Losing your job can feel like the end of the world, and in such circumstances it can be difficult to have confidence that things will get better. A recent study from the University of Notre Dame suggests that it can be the best thing to happen to us however, providing we respond in the right way.
“On the way down, we frantically do all sorts of things to try and repair the situation, and suffer as they fail,” the researchers say. “Bottoming out frees us from the misconception that the problems can be fixed, and in the process, frees us from other constraints and negative emotions and provides the conditions necessary to find a viable solution.”
The identity that we associate with our previous work has now been lost, and people tend to go down one of two paths of either recovery or dysfunction.
The team used an ‘identity play’ environment to provide a safe environment for participants to escape the current situation and experiment with new things, and through this process refine a new identity that was stronger than before.

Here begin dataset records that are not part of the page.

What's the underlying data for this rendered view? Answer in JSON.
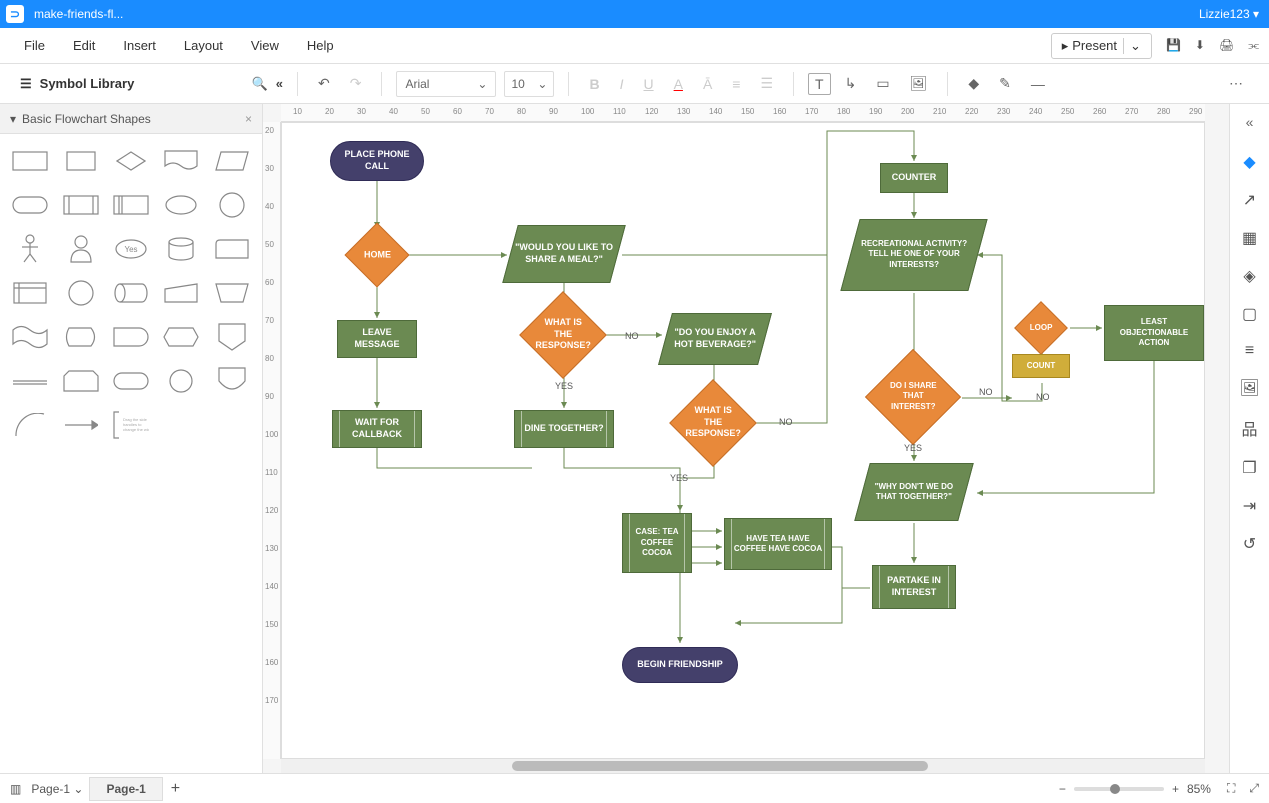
{
  "titlebar": {
    "filename": "make-friends-fl...",
    "user": "Lizzie123"
  },
  "menu": [
    "File",
    "Edit",
    "Insert",
    "Layout",
    "View",
    "Help"
  ],
  "present_label": "Present",
  "toolbar": {
    "font": "Arial",
    "size": "10"
  },
  "sidebar": {
    "title": "Symbol Library",
    "category": "Basic Flowchart Shapes",
    "yes_label": "Yes"
  },
  "ruler_h": [
    "10",
    "20",
    "30",
    "40",
    "50",
    "60",
    "70",
    "80",
    "90",
    "100",
    "110",
    "120",
    "130",
    "140",
    "150",
    "160",
    "170",
    "180",
    "190",
    "200",
    "210",
    "220",
    "230",
    "240",
    "250",
    "260",
    "270",
    "280",
    "290"
  ],
  "ruler_v": [
    "20",
    "30",
    "40",
    "50",
    "60",
    "70",
    "80",
    "90",
    "100",
    "110",
    "120",
    "130",
    "140",
    "150",
    "160",
    "170"
  ],
  "pages": {
    "dropdown": "Page-1",
    "tab": "Page-1"
  },
  "zoom": {
    "value": "85%"
  },
  "nodes": {
    "start": "PLACE PHONE CALL",
    "home": "HOME",
    "leave_msg": "LEAVE MESSAGE",
    "wait_cb": "WAIT FOR CALLBACK",
    "share_meal": "\"WOULD YOU LIKE TO SHARE A MEAL?\"",
    "resp1": "WHAT IS THE RESPONSE?",
    "dine": "DINE TOGETHER?",
    "hot_bev": "\"DO YOU ENJOY A HOT BEVERAGE?\"",
    "resp2": "WHAT IS THE RESPONSE?",
    "case": "CASE: TEA COFFEE COCOA",
    "have": "HAVE TEA HAVE COFFEE HAVE COCOA",
    "begin": "BEGIN FRIENDSHIP",
    "counter": "COUNTER",
    "recreate": "RECREATIONAL ACTIVITY? TELL HE ONE OF YOUR INTERESTS?",
    "share_int": "DO I SHARE THAT INTEREST?",
    "why_not": "\"WHY DON'T WE DO THAT TOGETHER?\"",
    "partake": "PARTAKE IN INTEREST",
    "loop": "LOOP",
    "count": "COUNT",
    "least": "LEAST OBJECTIONABLE ACTION"
  },
  "labels": {
    "yes": "YES",
    "no": "NO"
  }
}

The authors found that when participants found a potential identity that felt right, they were then able to emerge from the reality of the situation more productively.
“A failed corporate executive might consider a variety of other potential roles,” the authors explain, “For example, sitting on the board of a nonprofit organization that is desperate for experienced managerial guidance, exploring government positions or running for office, working with startups, and so forth. Similarly, a failed entrepreneur might explore how skills learned in starting a business could be applied in a corporate setting, take standardized exams to be considered for law school or engage in other low risk exploration activities. In these cases, hitting rock bottom opens up myriad new opportunities.”
A less desirable path
A less beneficial strategy involves the use of fantasy to escape the reality of the situation. Such an approach can also involve drugs or alcohol.

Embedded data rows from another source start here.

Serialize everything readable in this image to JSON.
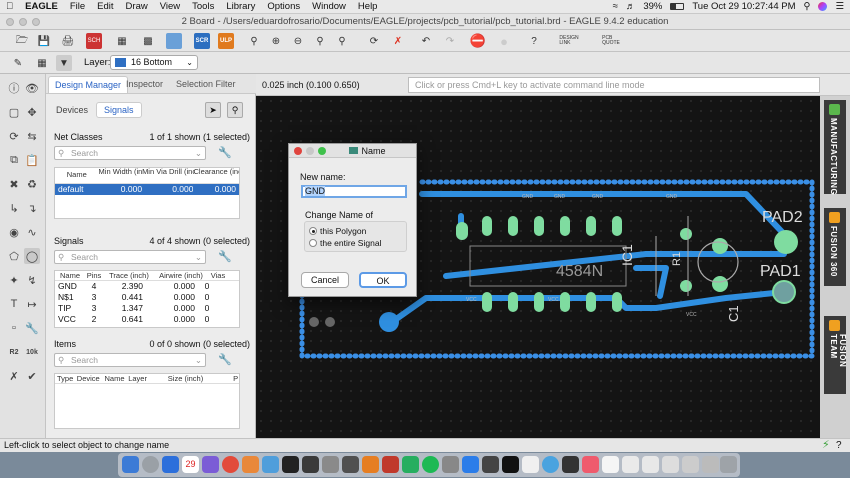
{
  "menubar": {
    "app": "EAGLE",
    "items": [
      "File",
      "Edit",
      "Draw",
      "View",
      "Tools",
      "Library",
      "Options",
      "Window",
      "Help"
    ],
    "battery": "39%",
    "datetime": "Tue Oct 29  10:27:44 PM"
  },
  "window": {
    "title": "2 Board - /Users/eduardofrosario/Documents/EAGLE/projects/pcb_tutorial/pcb_tutorial.brd - EAGLE 9.4.2 education"
  },
  "toolbar": {
    "layer_label": "Layer:",
    "layer_value": "16 Bottom",
    "design_link": "DESIGN\nLINK",
    "pcb_quote": "PCB\nQUOTE",
    "scr": "SCR",
    "ulp": "ULP"
  },
  "panel": {
    "tabs": [
      "Design Manager",
      "Inspector",
      "Selection Filter"
    ],
    "subtabs": [
      "Devices",
      "Signals"
    ],
    "net_classes": {
      "title": "Net Classes",
      "count": "1 of 1 shown (1 selected)",
      "search_placeholder": "Search",
      "headers": [
        "Name",
        "Min Width (inch)",
        "Min Via Drill (inch)",
        "Clearance (inch)"
      ],
      "rows": [
        [
          "default",
          "0.000",
          "0.000",
          "0.000"
        ]
      ]
    },
    "signals": {
      "title": "Signals",
      "count": "4 of 4 shown (0 selected)",
      "search_placeholder": "Search",
      "headers": [
        "Name",
        "Pins",
        "Trace (inch)",
        "Airwire (inch)",
        "Vias"
      ],
      "rows": [
        [
          "GND",
          "4",
          "2.390",
          "0.000",
          "0"
        ],
        [
          "N$1",
          "3",
          "0.441",
          "0.000",
          "0"
        ],
        [
          "TIP",
          "3",
          "1.347",
          "0.000",
          "0"
        ],
        [
          "VCC",
          "2",
          "0.641",
          "0.000",
          "0"
        ]
      ]
    },
    "items": {
      "title": "Items",
      "count": "0 of 0 shown (0 selected)",
      "search_placeholder": "Search",
      "headers": [
        "Type",
        "Device",
        "Name",
        "Layer",
        "Size (inch)",
        "P"
      ]
    }
  },
  "coords": "0.025 inch (0.100 0.650)",
  "command_placeholder": "Click or press Cmd+L key to activate command line mode",
  "board": {
    "labels": [
      "PAD2",
      "PAD1",
      "4584N",
      "IC1",
      "R1",
      "C1",
      "GND",
      "GND",
      "GND",
      "GND",
      "VCC",
      "VCC",
      "VCC"
    ]
  },
  "right_tabs": [
    "MANUFACTURING",
    "FUSION 360",
    "FUSION TEAM"
  ],
  "dialog": {
    "title": "Name",
    "new_name_label": "New name:",
    "new_name_value": "GND",
    "change_label": "Change Name of",
    "option_polygon": "this Polygon",
    "option_signal": "the entire Signal",
    "cancel": "Cancel",
    "ok": "OK"
  },
  "status": "Left-click to select object to change name",
  "dock": {
    "calendar_day": "29"
  },
  "colors": {
    "selection": "#2f6fc2",
    "trace_bottom": "#2f8fe0",
    "pad_green": "#7fdca0",
    "canvas": "#141414"
  }
}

People on this path tend to oscillate between severely negative emotions and no emotions, with this hampering their ability to forge a new identity.

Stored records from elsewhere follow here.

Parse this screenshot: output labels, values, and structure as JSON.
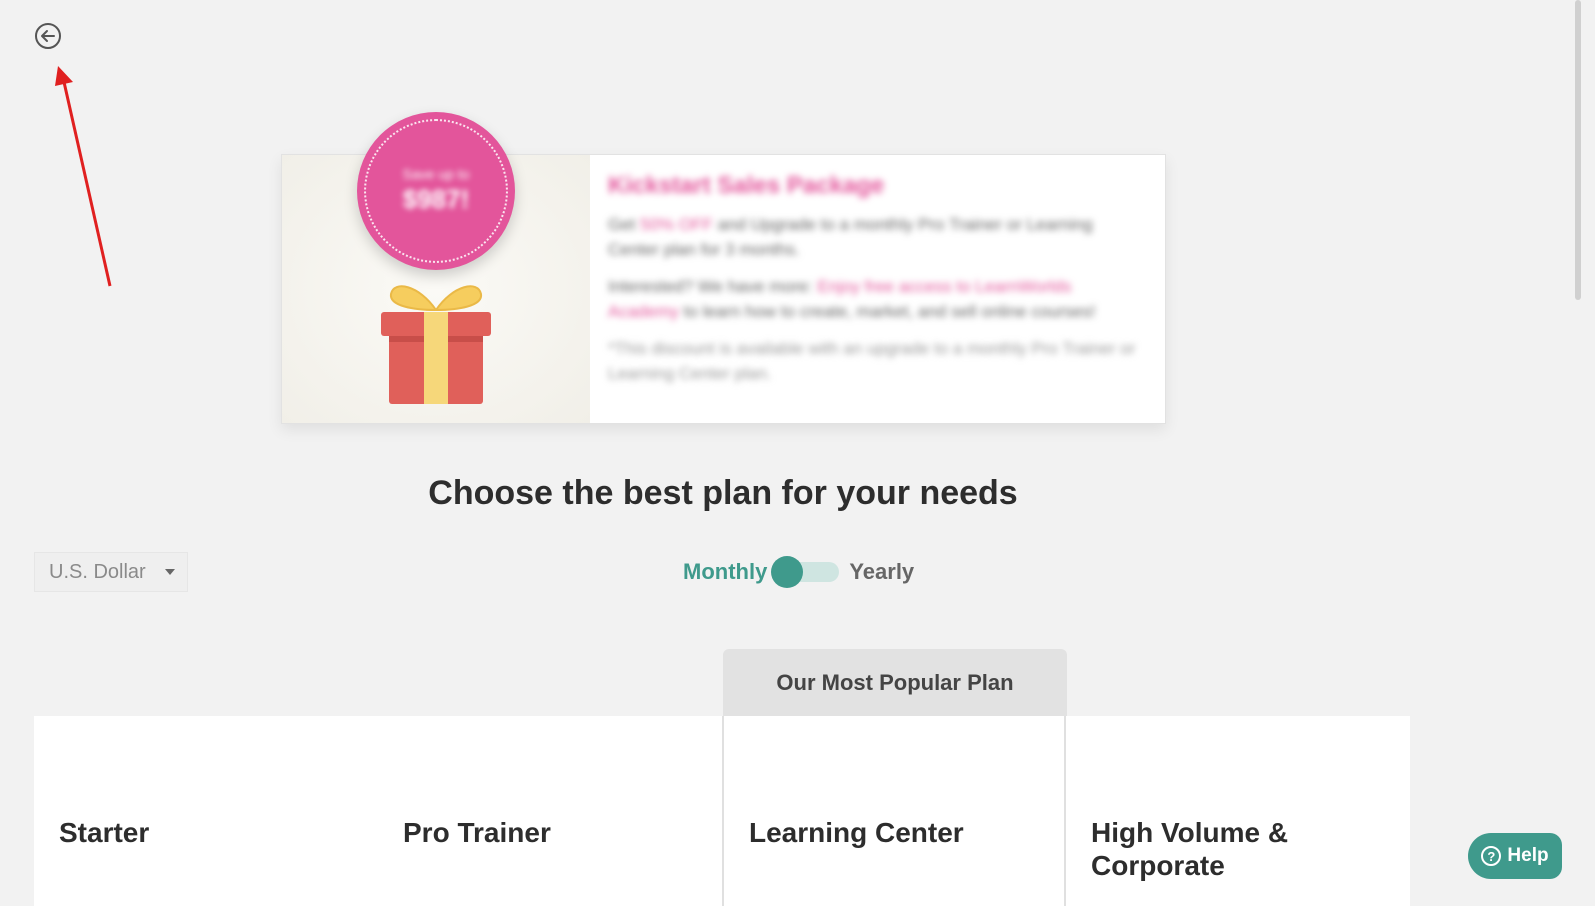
{
  "nav": {
    "back_icon": "arrow-left-circle-icon"
  },
  "promo": {
    "badge_line1": "Save up to",
    "badge_line2": "$987!",
    "gift_icon": "gift-icon",
    "title": "Kickstart Sales Package",
    "p1_pre": "Get ",
    "p1_highlight": "50% OFF",
    "p1_post": " and Upgrade to a monthly Pro Trainer or Learning Center plan for 3 months.",
    "p2_pre": "Interested? We have more: ",
    "p2_highlight": "Enjoy free access to LearnWorlds Academy",
    "p2_post": " to learn how to create, market, and sell online courses!",
    "note": "*This discount is available with an upgrade to a monthly Pro Trainer or Learning Center plan."
  },
  "page_title": "Choose the best plan for your needs",
  "currency": {
    "selected": "U.S. Dollar"
  },
  "billing": {
    "monthly_label": "Monthly",
    "yearly_label": "Yearly",
    "selected": "Monthly"
  },
  "popular_label": "Our Most Popular Plan",
  "plans": [
    {
      "name": "Starter"
    },
    {
      "name": "Pro Trainer"
    },
    {
      "name": "Learning Center"
    },
    {
      "name": "High Volume & Corporate"
    }
  ],
  "help": {
    "label": "Help",
    "icon": "question-circle-icon"
  },
  "colors": {
    "accent": "#3f9a8c",
    "promo_pink": "#e3559b",
    "annotation_red": "#e02020"
  }
}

Musicians, athletes and soldiers who have suffered career-ending injuries have been a fertile testing ground for this approach. In such scenarios, it was common for people to be fixated on the loss of their former identity and became paralyzed by the fact they could no longer perform such a role.
“A failed executive might resort to a numb state that involves abusing alcohol, engaging in menial tasks at home or becoming a couch potato,” the authors say. “However, when friends offer job suggestions or ask why the executive has yet to land a new position, it could launch the individual from the numb state into extreme negative emotions leading to destructive behavior.”
The team hope that by better understanding the process people go through, and indeed the best strategies to use to cope with the change, they can better support people going through the process themselves.